README.md

April 5, 2025 · View on GitHub

Preparation

We train Key Frame Selector based on GLUS. Please follow GLUS_README to prepare data and train the GLUS model.

Data annotation

Please follow Evaluation section of GLUS_README to get inference masks and predicted ious on Mevis_train and Youtube_train. An example

scripts/inference.sh
python utils/eval_mevis.py \
  --mevis_exp_path='$GLUS_ROOT/data/mevis/train/meta_expressions.json' \
  --mevis_mask_path='$GLUS_ROOT/data/mevis/train/mask_dict.json'
  --mevis_pred_path='$GLUS_ROOT/generated'
  --iou_path='$GLUS_ROOT/data/train_iou/mevis'

Run this in and predicted ious of train dataset will be saved to iou_path.

Use python kfs/utils/merge_folder.py to copy Mevis annotation and RefYoutube annotation into one folder.

Set the RVOS_ROOT in kfs/utils/dataset_config.py before next steps.

Model Weights

We use ChatUniVi as an init model. Follow the guidance to prepare for the pretrained weights of ChatUniVi:

  1. Download the pretrained weights of Chat-UniVi from Chat-UniVi-7b.
Then organize them in the following architecture:
WEIGHTS_ROOT
├── Chat-UniVi

We recommend to set WEIGHTS_ROOT to GLUS_ROOT/checkpoints.

Training

Set the paths in the scripts and then run kfs/scripts/train_kfs.sh. The scripts will automatically start the training, and transform the saved checkpoint into hugging-face format when the training finished.

Inference

Set the paths in kfs/scripts/inference_kfs.sh, and then run it. It will predict score for each frame in validation set and then choose the most confident (important) frame and save it in json files.

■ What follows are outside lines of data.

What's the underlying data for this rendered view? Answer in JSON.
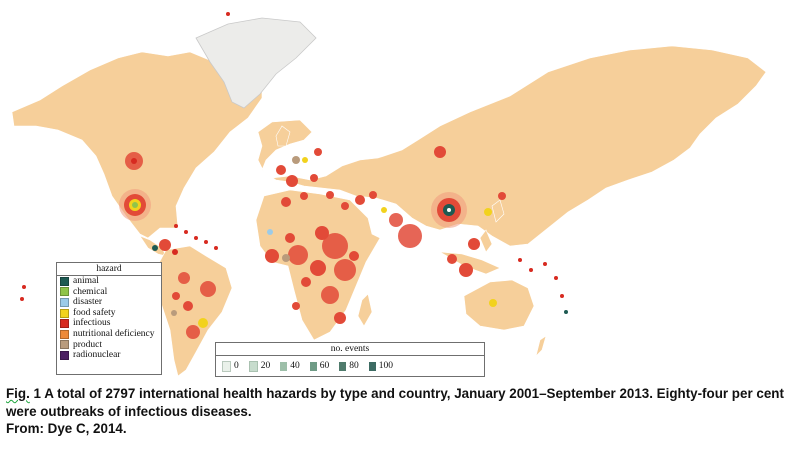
{
  "figure": {
    "label": "Fig.",
    "number": "1",
    "caption": "A total of 2797 international health hazards by type and country, January 2001–September 2013. Eighty-four per cent were outbreaks of infectious diseases.",
    "source": "From: Dye C, 2014."
  },
  "hazard_legend": {
    "title": "hazard",
    "items": [
      {
        "label": "animal",
        "color": "#1d5a52"
      },
      {
        "label": "chemical",
        "color": "#8fc44a"
      },
      {
        "label": "disaster",
        "color": "#9ccbe8"
      },
      {
        "label": "food safety",
        "color": "#f2d21d"
      },
      {
        "label": "infectious",
        "color": "#d72a20"
      },
      {
        "label": "nutritional deficiency",
        "color": "#ee8a3a"
      },
      {
        "label": "product",
        "color": "#b99b7c"
      },
      {
        "label": "radionuclear",
        "color": "#4c1f63"
      }
    ]
  },
  "events_legend": {
    "title": "no. events",
    "items": [
      {
        "label": "0",
        "color": "#eaf1ea"
      },
      {
        "label": "20",
        "color": "#c7dccd"
      },
      {
        "label": "40",
        "color": "#9dbfa9"
      },
      {
        "label": "60",
        "color": "#6f9b86"
      },
      {
        "label": "80",
        "color": "#4f7b6c"
      },
      {
        "label": "100",
        "color": "#3d6b63"
      }
    ]
  }
}
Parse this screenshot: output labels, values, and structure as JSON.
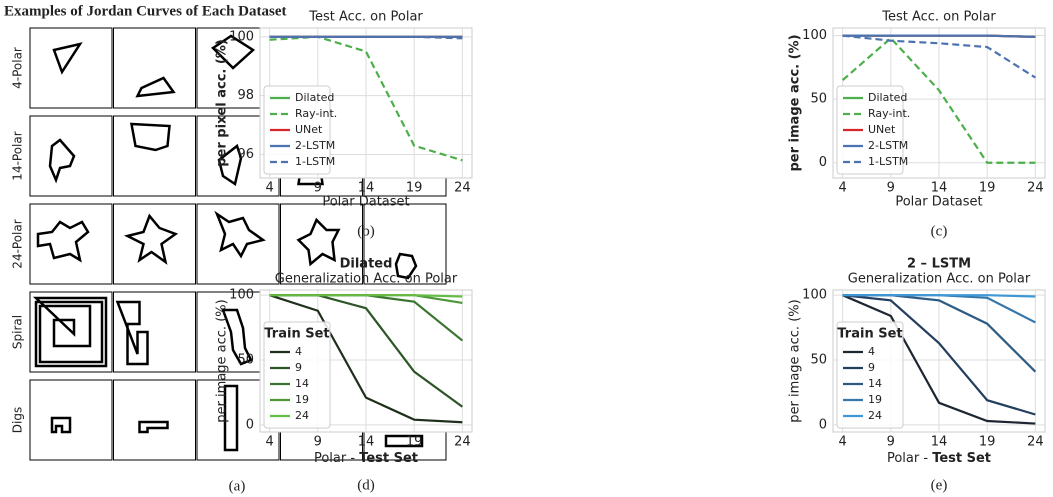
{
  "panel_a": {
    "title": "Examples of Jordan Curves of Each Dataset",
    "row_labels": [
      "4-Polar",
      "14-Polar",
      "24-Polar",
      "Spiral",
      "Digs"
    ],
    "caption": "(a)"
  },
  "chart_data": [
    {
      "type": "line",
      "title": "Test Acc. on Polar",
      "ylabel": "per pixel acc.  (%)",
      "xlabel": "Polar Dataset",
      "caption": "(b)",
      "x": [
        4,
        9,
        14,
        19,
        24
      ],
      "xlim": [
        3,
        25
      ],
      "xticks": [
        4,
        9,
        14,
        19,
        24
      ],
      "ylim": [
        95.2,
        100.3
      ],
      "yticks": [
        96,
        98,
        100
      ],
      "grid": true,
      "legend": "lower left",
      "series": [
        {
          "name": "Dilated",
          "color": "#4daf4a",
          "dash": false,
          "values": [
            100,
            100,
            100,
            100,
            100
          ]
        },
        {
          "name": "Ray-int.",
          "color": "#4daf4a",
          "dash": true,
          "values": [
            99.9,
            100,
            99.5,
            96.3,
            95.8
          ]
        },
        {
          "name": "UNet",
          "color": "#d62728",
          "dash": false,
          "values": [
            100,
            100,
            100,
            100,
            100
          ]
        },
        {
          "name": "2-LSTM",
          "color": "#4c72b0",
          "dash": false,
          "values": [
            100,
            100,
            100,
            100,
            100
          ]
        },
        {
          "name": "1-LSTM",
          "color": "#4c72b0",
          "dash": true,
          "values": [
            100,
            100,
            100,
            100,
            99.95
          ]
        }
      ]
    },
    {
      "type": "line",
      "title": "Test Acc. on Polar",
      "ylabel": "per image acc.  (%)",
      "xlabel": "Polar Dataset",
      "caption": "(c)",
      "x": [
        4,
        9,
        14,
        19,
        24
      ],
      "xlim": [
        3,
        25
      ],
      "xticks": [
        4,
        9,
        14,
        19,
        24
      ],
      "ylim": [
        -12,
        106
      ],
      "yticks": [
        0,
        50,
        100
      ],
      "grid": true,
      "legend": "lower left",
      "series": [
        {
          "name": "Dilated",
          "color": "#4daf4a",
          "dash": false,
          "values": [
            100,
            100,
            100,
            100,
            99
          ]
        },
        {
          "name": "Ray-int.",
          "color": "#4daf4a",
          "dash": true,
          "values": [
            65,
            98,
            57,
            0,
            0
          ]
        },
        {
          "name": "UNet",
          "color": "#d62728",
          "dash": false,
          "values": [
            100,
            100,
            100,
            100,
            99
          ]
        },
        {
          "name": "2-LSTM",
          "color": "#4c72b0",
          "dash": false,
          "values": [
            100,
            100,
            100,
            100,
            99
          ]
        },
        {
          "name": "1-LSTM",
          "color": "#4c72b0",
          "dash": true,
          "values": [
            100,
            96,
            94,
            91,
            67
          ]
        }
      ]
    },
    {
      "type": "line",
      "title": "Dilated",
      "subtitle": "Generalization Acc. on Polar",
      "ylabel": "per image acc. (%)",
      "xlabel": [
        "Polar - ",
        "Test Set"
      ],
      "caption": "(d)",
      "legend_title": "Train Set",
      "x": [
        4,
        9,
        14,
        19,
        24
      ],
      "xlim": [
        3,
        25
      ],
      "xticks": [
        4,
        9,
        14,
        19,
        24
      ],
      "ylim": [
        -5.5,
        104
      ],
      "yticks": [
        0,
        50,
        100
      ],
      "grid": true,
      "legend": "lower left",
      "series": [
        {
          "name": "4",
          "color": "#1f2f1c",
          "dash": false,
          "values": [
            100,
            88,
            21,
            4,
            2
          ]
        },
        {
          "name": "9",
          "color": "#2d5527",
          "dash": false,
          "values": [
            100,
            100,
            90,
            41,
            14
          ]
        },
        {
          "name": "14",
          "color": "#3b7431",
          "dash": false,
          "values": [
            100,
            100,
            100,
            95,
            65
          ]
        },
        {
          "name": "19",
          "color": "#4c973a",
          "dash": false,
          "values": [
            100,
            100,
            100,
            100,
            94
          ]
        },
        {
          "name": "24",
          "color": "#66bb44",
          "dash": false,
          "values": [
            100,
            100,
            100,
            100,
            99
          ]
        }
      ]
    },
    {
      "type": "line",
      "title": "2 – LSTM",
      "subtitle": "Generalization Acc. on Polar",
      "ylabel": "per image acc. (%)",
      "xlabel": [
        "Polar - ",
        "Test Set"
      ],
      "caption": "(e)",
      "legend_title": "Train Set",
      "x": [
        4,
        9,
        14,
        19,
        24
      ],
      "xlim": [
        3,
        25
      ],
      "xticks": [
        4,
        9,
        14,
        19,
        24
      ],
      "ylim": [
        -5.5,
        104
      ],
      "yticks": [
        0,
        50,
        100
      ],
      "grid": true,
      "legend": "lower left",
      "series": [
        {
          "name": "4",
          "color": "#1e2633",
          "dash": false,
          "values": [
            100,
            84,
            17,
            3,
            1
          ]
        },
        {
          "name": "9",
          "color": "#243f5e",
          "dash": false,
          "values": [
            100,
            96,
            63,
            19,
            8
          ]
        },
        {
          "name": "14",
          "color": "#2d5b84",
          "dash": false,
          "values": [
            100,
            100,
            96,
            78,
            41
          ]
        },
        {
          "name": "19",
          "color": "#3577ab",
          "dash": false,
          "values": [
            100,
            100,
            100,
            98,
            79
          ]
        },
        {
          "name": "24",
          "color": "#3f97d4",
          "dash": false,
          "values": [
            100,
            100,
            100,
            100,
            99
          ]
        }
      ]
    }
  ]
}
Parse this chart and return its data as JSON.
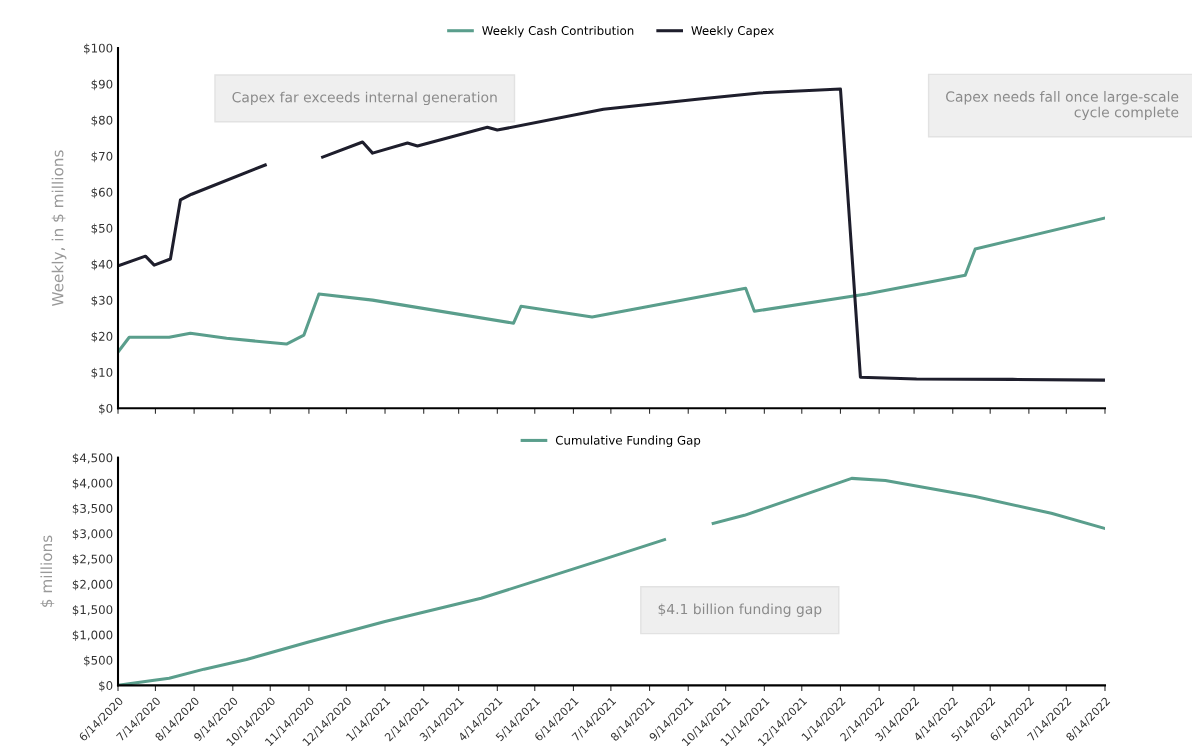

For final inference of RVOS task, please follow evaluation with key frame in GLUS_README.

Note:

  • We use intermediate saved checkpoint for data annotation (about 15-20 Epoch training of GLUS).
  • We only test KFS on Mevis and Ref-Youtube-VOS from GLUSS setting, feel free to test the pipeline on more dataset and models.

Todo list

  • Release KFS pipeline

  • Release KFS json for inference (GLUS_S)

  • Release KFS model checkpoint

Acknowledgement

This pipeline is built upon Chat-UniVi and VISA.